1863 yılında Sultan Abdülaziz’in Mısır’a seyahati büyük coşkuyla karşılandı. Osmanlı hükümdarları genellikle İstanbul dışına sefer ve avlar dışında pek çıkmazlardı, ancak Sultan Abdülaziz’in seyahatleri farklı bir gelişme olarak kabul edildi. Sultan Abdülaziz, seyahatlerinde Bursa‘yı ziyaret edip atalarının mezarlarını ziyaret etti, İzmit’te gemilerin inişine bizzat nezaret etti. 1863’te Mısır’a seyahat eden Sultan Abdülaziz’in halk tarafından coşkuyla karşılanması, Osmanlı Devleti’nin gücünü göstermek adına önemli bir adımdı.
Mısır’da, Hidiv İsmail Paşa’nın başına buyruk davranması Osmanlı Devleti için bir sorun teşkil ediyordu. Mısır, Osmanlı’ya bağlı olduğu halde kendi isteği doğrultusunda yönetiliyordu. Sadrazam Yusuf Kâmil Paşa, Sultan Abdülaziz’i Mısır’a gitmeye teşvik ederek devletin otoritesini güçlendirmeyi amaçladı. Sultan Abdülaziz’in Mısır seyahati aynı zamanda Süveyş Kanalı meselesinde Osmanlı’nın asli rolünü Mısırlılara göstermek amacını taşıyordu.
Sultan Abdülaziz, Mısır’a 1863’te ‘Feyz-i Cihad’ vapuruyla yola çıktı. İskenderiye’de karaya çıkan padişahın yanında birçok önemli devlet adamı ve bürokrat bulunmaktaydı. Keçecizâde Fuad Paşa, Sultan Abdülaziz’in etkisini Mısırlılar’a gösterme konusunda önemli bir rol oynadı. Seyahat sırasında Mısır Hidivi İsmail Paşa’ya verdiği dersle, Osmanlı’nın zayıflığına ve devletin otoritesine vurgu yaparak diplomasi alanındaki ustalığını gösterdi.

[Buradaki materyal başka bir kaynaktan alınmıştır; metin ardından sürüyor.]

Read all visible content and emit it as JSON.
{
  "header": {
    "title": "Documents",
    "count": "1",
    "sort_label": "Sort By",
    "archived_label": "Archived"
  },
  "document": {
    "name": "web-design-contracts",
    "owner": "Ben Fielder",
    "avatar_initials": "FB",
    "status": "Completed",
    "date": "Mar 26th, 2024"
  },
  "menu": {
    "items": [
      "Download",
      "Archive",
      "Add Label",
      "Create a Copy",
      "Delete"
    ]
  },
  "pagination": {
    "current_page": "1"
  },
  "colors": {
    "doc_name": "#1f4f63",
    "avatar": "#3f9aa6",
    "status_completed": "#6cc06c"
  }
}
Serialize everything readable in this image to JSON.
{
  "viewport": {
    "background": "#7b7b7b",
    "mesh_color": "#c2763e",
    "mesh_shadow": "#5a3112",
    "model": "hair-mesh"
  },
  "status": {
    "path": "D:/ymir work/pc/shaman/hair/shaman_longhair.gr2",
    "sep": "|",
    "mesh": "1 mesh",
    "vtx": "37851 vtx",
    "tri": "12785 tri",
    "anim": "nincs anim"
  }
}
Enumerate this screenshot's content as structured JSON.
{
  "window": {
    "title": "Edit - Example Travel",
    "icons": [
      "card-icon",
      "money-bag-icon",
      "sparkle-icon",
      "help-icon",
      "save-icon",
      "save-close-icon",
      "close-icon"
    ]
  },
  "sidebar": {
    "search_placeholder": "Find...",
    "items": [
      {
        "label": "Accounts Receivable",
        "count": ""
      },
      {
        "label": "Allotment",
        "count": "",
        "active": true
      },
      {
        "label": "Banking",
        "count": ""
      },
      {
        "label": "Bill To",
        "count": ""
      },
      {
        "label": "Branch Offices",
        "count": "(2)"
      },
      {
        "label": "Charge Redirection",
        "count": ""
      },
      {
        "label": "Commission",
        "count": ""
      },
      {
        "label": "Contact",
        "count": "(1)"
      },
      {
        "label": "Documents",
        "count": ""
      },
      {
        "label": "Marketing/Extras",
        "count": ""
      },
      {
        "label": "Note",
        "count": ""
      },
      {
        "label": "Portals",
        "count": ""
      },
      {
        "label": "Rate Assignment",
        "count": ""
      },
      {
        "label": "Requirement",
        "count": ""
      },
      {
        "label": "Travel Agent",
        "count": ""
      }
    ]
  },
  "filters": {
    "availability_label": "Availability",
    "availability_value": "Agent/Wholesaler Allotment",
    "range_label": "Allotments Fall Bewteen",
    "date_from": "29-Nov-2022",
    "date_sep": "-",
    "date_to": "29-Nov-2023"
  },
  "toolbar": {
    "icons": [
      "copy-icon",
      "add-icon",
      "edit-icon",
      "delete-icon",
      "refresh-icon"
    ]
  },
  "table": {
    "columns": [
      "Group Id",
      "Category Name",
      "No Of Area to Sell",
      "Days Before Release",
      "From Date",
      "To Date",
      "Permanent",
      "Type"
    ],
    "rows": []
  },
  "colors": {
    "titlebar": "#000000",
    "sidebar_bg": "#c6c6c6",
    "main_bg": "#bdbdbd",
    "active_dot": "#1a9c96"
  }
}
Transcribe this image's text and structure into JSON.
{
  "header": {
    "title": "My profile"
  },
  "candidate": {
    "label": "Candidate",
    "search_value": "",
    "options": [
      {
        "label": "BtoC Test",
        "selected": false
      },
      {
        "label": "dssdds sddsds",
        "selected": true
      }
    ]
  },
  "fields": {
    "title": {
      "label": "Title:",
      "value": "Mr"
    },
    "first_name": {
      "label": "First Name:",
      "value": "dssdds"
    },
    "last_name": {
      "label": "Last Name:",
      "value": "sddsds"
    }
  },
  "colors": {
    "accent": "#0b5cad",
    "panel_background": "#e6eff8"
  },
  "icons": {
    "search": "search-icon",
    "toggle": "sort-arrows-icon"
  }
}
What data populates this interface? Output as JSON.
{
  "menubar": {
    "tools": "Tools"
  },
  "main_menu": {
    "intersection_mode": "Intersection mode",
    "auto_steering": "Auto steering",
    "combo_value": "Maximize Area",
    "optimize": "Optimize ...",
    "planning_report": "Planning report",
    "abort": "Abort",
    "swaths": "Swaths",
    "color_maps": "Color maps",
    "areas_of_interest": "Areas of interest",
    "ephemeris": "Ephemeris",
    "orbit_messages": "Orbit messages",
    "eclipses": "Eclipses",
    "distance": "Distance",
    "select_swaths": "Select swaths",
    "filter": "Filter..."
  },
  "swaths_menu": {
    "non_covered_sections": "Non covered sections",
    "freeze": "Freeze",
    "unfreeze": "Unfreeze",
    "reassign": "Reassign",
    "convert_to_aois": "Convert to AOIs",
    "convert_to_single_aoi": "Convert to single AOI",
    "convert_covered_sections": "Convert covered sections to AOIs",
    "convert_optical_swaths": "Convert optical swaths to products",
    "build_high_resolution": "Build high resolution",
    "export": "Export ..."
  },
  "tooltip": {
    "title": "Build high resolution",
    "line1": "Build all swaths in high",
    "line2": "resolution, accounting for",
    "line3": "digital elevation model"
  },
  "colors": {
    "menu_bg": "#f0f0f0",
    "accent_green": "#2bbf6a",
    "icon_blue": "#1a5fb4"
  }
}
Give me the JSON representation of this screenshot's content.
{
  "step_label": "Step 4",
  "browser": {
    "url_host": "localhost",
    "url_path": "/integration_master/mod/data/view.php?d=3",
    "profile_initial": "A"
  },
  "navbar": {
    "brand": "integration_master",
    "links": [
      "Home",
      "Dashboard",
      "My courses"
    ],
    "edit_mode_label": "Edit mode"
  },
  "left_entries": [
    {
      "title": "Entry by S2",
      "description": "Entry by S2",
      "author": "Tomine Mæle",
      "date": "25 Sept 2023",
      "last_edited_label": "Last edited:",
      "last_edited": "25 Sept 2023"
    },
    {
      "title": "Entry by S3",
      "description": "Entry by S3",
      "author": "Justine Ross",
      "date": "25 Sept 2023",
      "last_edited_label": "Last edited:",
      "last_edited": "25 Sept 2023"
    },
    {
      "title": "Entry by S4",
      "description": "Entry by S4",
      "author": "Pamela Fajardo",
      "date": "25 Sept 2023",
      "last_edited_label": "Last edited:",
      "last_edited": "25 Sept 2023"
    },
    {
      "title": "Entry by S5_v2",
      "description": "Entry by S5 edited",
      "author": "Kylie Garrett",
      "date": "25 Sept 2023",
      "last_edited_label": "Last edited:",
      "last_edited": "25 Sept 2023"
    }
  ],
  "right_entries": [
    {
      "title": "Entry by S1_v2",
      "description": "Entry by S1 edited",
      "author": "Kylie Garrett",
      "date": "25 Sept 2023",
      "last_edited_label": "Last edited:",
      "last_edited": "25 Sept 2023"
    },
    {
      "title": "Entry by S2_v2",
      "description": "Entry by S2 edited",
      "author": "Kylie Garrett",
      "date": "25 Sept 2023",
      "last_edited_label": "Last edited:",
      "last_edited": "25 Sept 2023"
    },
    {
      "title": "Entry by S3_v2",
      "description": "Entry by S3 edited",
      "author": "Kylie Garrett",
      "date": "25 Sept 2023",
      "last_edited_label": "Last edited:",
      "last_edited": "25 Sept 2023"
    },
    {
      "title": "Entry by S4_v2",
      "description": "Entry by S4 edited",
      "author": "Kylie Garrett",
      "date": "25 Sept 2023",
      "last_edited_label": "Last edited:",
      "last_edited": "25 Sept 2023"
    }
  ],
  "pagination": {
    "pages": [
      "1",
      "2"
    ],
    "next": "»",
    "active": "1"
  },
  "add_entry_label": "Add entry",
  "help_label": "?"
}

Sultan Abdülaziz’in Mısır seyahati dönüşünde 1863’ten itibaren halkın gösterdiği sevgi ve coşkuyu değerlendirdi. Osmanlı Devleti’nin her kesiminden gelen bu destek ve sevgi, padişahın halkına olan sevgisinin bir yansımasıydı. Sultan’ın vekilleri ve memurlarından da aynı sadakati beklediğini vurguladı. Sultan Abdülaziz, İstanbul’a dönüşünde İzmir’i de ziyaret ederek burada da büyük bir karşılama ile karşılandı.
İstanbul’a döndüğünde, Sultan Abdülaziz’in karşılanması için yapılan hazırlıklar kentin her köşesinde görülmeye değerdi. Pirinççi, hasırcı, balmumcu ve diğer esnafın katkılarıyla İstanbul muhteşem bir şekilde süslendi. Sultan Abdülaziz’in karşılanması adeta bir görkem şölenine dönüşmüştü. Kapalıçarşı esnafı özel izinle gece açık bulunarak hazırlıklara katıldı ve şehir gece gündüz sürekli bir kutlama havasına büründü.
Sultan Abdülaziz’in Mısır seyahati ve İstanbul’a dönüşü, Osmanlı Devleti’nin gücünü ve halkla olan ilişkilerini gösteren önemli bir dönemiydi. Sultan’ın halkın sevgi ve desteğiyle karşılanması, devletin otoritesini güçlendirmeye ve iç ilişkileri güçlendirmeye yönelik önemli bir adımdı. Bu süreç, Osmanlı’nın dönemindeki siyasi ve toplumsal gelişmelerin bir yansıması olarak tarihe geçti.